ACTION-982: style sheets

ACTION-982

Propose some specific text ref ISSUE-298 (style sheets).

The fundamental idea is to avoid irrelevant transformations of resources that are 
unambiguously identified as mobile-optimized. Style sheets are a case in point. I
already mentioned that there are proxy deployments that strip out style elements
(inline or external) marked as handheld without any particular justification.

I propose to add the following text in 4.2.9 after the very first bullet point:

-------
o  the content is CSS and within the scope of a @media declaration explicitly 
   associated with the handheld media type;
o  the content is an included resource explicitly associated with the handheld
   media type;
-------

The first bullet point takes care of two situations:
1.  inline and internal style rules, bracketed by @media handheld, ... { ...rules...}
2.  CSS rules contained in an external style sheet and themselves bracketed as in 1.
In both cases, the CSS in question is self-descriptively marked as mobile-specific.

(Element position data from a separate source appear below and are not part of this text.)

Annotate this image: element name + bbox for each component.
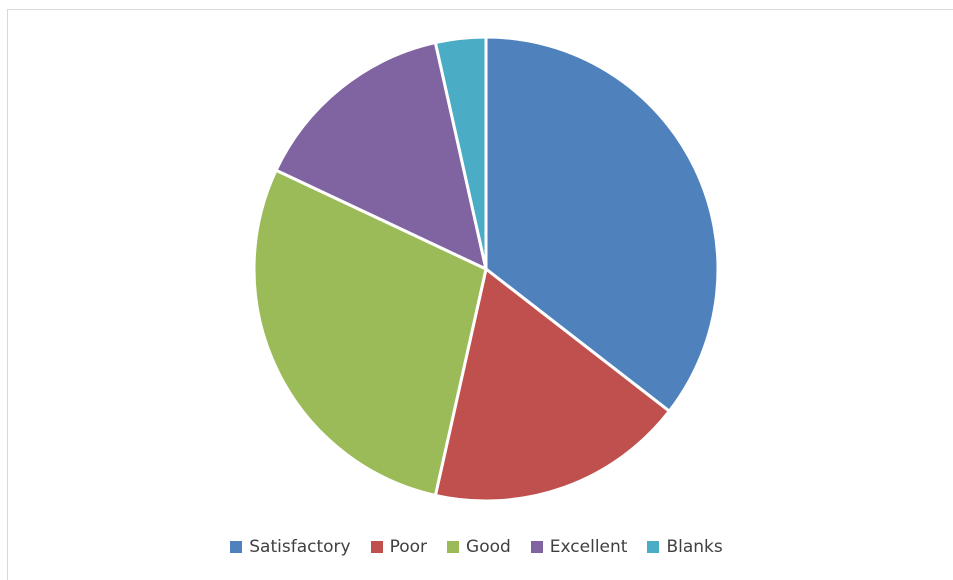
legend-label-poor: Poor [389,537,428,557]
chart-legend: Satisfactory Poor Good Excellent Blanks [0,534,953,560]
legend-item-poor: Poor [370,537,428,557]
legend-item-satisfactory: Satisfactory [230,537,351,557]
legend-swatch-blanks [647,541,660,553]
pie-slice-satisfactory [484,35,720,413]
legend-swatch-poor [370,541,383,553]
legend-item-blanks: Blanks [647,537,723,557]
pie-slice-poor [433,267,671,503]
legend-label-satisfactory: Satisfactory [249,537,351,557]
legend-swatch-good [447,541,460,553]
legend-label-excellent: Excellent [549,537,628,557]
pie-slice-good [252,168,488,497]
legend-swatch-satisfactory [230,541,243,553]
legend-item-excellent: Excellent [530,537,628,557]
pie-slice-excellent [274,41,488,271]
legend-label-good: Good [466,537,511,557]
pie-slice-blanks [433,35,488,271]
legend-label-blanks: Blanks [666,537,723,557]
legend-swatch-excellent [530,541,543,553]
legend-item-good: Good [447,537,511,557]
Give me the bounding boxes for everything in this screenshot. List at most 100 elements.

The second bullet point takes care of two further situations:
2.  external style sheets referred to from an HTML/XHTML document: 
    <link rel="stylesheet" media="handheld,..." href="..." type="text/css" />
3.  external style sheets referred to from another sheet:
    @import url("...") handheld, ...;
In both cases, the referred resource is explicitly identified via a link as mobile
specific.

Given the haphazard state of CSS implementations in mobile devices, it is impossible
to rely on the first technique (@media) only; as a matter of fact, several mobile
browsers handle @media incorrectly or not at all. Describing the properties of a
resource via the link to it is the safest way and it is standards compliant. That 
this mechanism was not standardized to take into account transformation proxies
may be regrettable, but it is no justification not to try making sure that mobile
optimized sites are respected. Analysing content and then deciding to retrieve
resources depending on the media type is already considered in the guidelines in
section 4.2.7 -- and many operations of modern transcoders imply some form of session
anyway. Finally, this of course does not prevent operations such as compressing style
sheets, correcting syntax errors and the like.